I have no idea what it says, though I am told it is some kind of Russian ground effect plane, but man... love the photos:
http://igor113.livejournal.com/51213.html
I'd really like to spend some time with the designers and a translator to see what it was that went through their heads to end up with such a beast. I was a bit disappointed that there was only one interior shot :(
I really like old aircraft for some reason...
It's the Lun-class Ekranoplan (http://en.wikipedia.org/wiki/Lun-class_ekranoplan). Ground-effect vehicle, 1000 ton capacity, 550km/h. The missile launchers on the back are for P-270s, nice little nuclear-tipped anti-ship cruise missiles.
Tandem wings :fap:
As for what was going through the designers heads, it was probably a defense against torpedoes.

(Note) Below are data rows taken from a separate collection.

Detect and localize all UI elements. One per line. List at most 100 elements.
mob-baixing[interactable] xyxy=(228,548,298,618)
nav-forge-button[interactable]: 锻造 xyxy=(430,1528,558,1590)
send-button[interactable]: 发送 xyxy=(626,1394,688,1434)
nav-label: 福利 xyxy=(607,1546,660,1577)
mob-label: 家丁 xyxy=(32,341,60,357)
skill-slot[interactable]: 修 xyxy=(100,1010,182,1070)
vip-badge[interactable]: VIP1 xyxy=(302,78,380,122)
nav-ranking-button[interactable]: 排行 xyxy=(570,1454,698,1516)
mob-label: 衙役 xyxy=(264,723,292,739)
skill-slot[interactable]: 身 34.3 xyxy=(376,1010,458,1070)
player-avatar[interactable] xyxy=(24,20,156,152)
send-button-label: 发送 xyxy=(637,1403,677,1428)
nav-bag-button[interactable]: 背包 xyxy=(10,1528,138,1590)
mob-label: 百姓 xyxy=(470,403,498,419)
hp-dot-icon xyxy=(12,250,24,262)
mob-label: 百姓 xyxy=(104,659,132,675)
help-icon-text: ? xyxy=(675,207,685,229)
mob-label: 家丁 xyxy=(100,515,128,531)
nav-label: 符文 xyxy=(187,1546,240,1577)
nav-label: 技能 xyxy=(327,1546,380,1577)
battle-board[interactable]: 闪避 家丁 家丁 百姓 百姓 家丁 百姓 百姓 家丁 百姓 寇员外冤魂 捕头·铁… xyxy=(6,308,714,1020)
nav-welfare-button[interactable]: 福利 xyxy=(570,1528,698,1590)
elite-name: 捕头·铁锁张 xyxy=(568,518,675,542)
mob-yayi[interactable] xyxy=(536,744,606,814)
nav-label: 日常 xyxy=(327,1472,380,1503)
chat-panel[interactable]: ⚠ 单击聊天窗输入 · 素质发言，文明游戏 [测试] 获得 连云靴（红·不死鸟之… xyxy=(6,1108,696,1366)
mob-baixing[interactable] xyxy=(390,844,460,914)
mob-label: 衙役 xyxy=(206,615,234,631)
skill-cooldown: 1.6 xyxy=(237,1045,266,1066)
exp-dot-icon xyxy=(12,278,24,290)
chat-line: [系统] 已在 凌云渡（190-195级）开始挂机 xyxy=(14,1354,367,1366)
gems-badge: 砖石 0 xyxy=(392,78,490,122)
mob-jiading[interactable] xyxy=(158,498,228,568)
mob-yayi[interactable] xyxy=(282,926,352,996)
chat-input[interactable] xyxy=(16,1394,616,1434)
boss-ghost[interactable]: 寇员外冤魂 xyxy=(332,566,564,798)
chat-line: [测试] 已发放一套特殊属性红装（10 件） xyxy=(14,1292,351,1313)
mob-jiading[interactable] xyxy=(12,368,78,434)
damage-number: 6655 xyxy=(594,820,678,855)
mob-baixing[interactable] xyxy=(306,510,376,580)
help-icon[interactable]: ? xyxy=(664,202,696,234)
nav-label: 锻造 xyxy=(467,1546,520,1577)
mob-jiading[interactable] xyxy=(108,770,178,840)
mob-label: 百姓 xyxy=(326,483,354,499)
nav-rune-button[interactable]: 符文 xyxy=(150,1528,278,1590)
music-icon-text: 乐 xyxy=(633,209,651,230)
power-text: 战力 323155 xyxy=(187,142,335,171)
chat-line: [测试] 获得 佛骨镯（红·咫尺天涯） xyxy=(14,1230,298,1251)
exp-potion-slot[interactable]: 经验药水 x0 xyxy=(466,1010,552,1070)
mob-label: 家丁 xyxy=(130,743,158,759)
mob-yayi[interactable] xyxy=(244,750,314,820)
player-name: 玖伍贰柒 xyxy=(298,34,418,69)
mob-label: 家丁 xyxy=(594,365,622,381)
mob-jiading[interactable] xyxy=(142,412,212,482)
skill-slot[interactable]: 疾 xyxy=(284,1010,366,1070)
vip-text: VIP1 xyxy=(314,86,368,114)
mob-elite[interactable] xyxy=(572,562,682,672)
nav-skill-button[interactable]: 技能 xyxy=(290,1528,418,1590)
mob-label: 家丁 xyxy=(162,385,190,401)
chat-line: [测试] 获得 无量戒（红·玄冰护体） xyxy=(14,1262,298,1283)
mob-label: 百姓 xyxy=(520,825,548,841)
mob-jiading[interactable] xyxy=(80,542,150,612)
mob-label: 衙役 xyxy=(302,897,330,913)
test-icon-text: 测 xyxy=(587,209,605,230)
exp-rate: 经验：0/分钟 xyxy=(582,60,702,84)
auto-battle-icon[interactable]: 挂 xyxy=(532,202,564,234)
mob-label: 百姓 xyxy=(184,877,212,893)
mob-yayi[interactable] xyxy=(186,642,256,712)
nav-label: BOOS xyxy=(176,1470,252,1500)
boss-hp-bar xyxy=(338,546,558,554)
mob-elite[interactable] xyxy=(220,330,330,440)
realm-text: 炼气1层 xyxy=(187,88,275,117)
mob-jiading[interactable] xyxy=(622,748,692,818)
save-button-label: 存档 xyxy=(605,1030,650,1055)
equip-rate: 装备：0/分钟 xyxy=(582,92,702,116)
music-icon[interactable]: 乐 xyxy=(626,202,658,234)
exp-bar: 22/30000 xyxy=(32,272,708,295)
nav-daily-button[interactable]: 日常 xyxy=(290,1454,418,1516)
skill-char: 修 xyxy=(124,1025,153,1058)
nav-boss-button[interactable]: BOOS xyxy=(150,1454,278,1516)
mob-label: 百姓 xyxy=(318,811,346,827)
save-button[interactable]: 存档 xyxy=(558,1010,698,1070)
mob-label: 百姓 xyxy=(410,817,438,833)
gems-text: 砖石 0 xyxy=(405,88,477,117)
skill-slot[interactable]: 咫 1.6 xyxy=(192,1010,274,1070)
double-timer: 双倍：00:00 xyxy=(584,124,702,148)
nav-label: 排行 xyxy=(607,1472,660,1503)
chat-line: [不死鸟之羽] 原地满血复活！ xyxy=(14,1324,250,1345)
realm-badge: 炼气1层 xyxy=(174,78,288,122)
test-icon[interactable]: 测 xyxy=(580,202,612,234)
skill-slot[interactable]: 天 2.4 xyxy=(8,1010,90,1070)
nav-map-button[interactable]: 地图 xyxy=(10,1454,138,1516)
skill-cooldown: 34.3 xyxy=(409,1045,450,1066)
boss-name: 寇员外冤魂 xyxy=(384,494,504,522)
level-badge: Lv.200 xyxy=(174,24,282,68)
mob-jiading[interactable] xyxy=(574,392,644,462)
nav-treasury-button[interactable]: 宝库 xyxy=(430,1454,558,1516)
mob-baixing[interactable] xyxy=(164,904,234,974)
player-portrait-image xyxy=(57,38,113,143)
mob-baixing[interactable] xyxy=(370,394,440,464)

No, it's a fast-moving heavy-lift platform. It can get 6 nuclear-tipped cruise missiles from one end of the Black Sea to the other in a little over two hours. It can carry over 700 tons of payload (30-tons or so in the nukes). There's no way a non-ground-effect aircraft could lift anywhere near that much.
Speed record for a water craft: "In 1978, Kenneth Peter Warby achieved a world's water-speed record of 552.8 km/h in New South Wales, Australia, in his hydroplane, the Spirit of Australia."
The AN-225 can lift 640,000kg (max takeoff weight). The Lun lifts 900,000kg or so. The AN-225 does, however, have a top speed of 850km/h and more than double the range.